If you ask me to give you a ride anywhere on less than 2 hours notice, you’re gonna be sitting in a pile of empty soda bottles and chip bags.
Million dollar idea: a shirt made out of eyeglass cleaning cloth
Money doesn’t impress me. You know what does? Treehouses.
[Taylor Swift on toilet, going #2. Kanye jumps out of her shower]
“Yo, Taylor- I’m really happy for you & I’m-a let you finish, but…”
[boxing match]
Commentator: Silva is in the red shorts with green, white & yellow trim
Me: the black guy. Just say Silva is the black guy
Forget roses, lay me down on a bed of my favorite donuts.

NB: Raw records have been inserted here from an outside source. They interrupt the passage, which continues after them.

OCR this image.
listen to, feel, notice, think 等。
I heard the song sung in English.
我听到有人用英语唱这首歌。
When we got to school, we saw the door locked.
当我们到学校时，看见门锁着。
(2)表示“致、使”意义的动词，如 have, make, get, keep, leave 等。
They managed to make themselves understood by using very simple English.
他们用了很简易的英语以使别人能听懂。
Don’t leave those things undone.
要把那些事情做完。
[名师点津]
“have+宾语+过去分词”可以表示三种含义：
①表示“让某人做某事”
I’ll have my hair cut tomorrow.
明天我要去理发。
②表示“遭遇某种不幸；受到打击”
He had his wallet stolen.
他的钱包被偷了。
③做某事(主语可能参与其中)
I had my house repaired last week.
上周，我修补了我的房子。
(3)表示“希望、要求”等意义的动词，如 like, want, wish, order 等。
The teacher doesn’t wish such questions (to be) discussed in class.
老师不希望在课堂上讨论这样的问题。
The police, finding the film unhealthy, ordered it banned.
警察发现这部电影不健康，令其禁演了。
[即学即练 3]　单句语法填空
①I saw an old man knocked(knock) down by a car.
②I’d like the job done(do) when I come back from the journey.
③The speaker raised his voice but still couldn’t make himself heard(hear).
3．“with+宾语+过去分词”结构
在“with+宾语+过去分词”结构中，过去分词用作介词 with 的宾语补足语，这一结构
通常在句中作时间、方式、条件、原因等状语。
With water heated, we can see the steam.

I think my kids feel the same dread when I get their report cards as I do when they hear me open up a bag of oreos
*playing a California Raisins record for a friend* Pretty good right? These are raisins playing all the instruments
If couples who are in love are called love birds, then really, couples who always fight should be called angry birds!
Toddler: *crawling across the desert*
Kind stranger: *offers water*
Toddler: No, red cup!
Therapist: Would you date yourself?
Me: No, I deserve better…
In Hell, you enter email addresses & passwords using video game controllers for ever.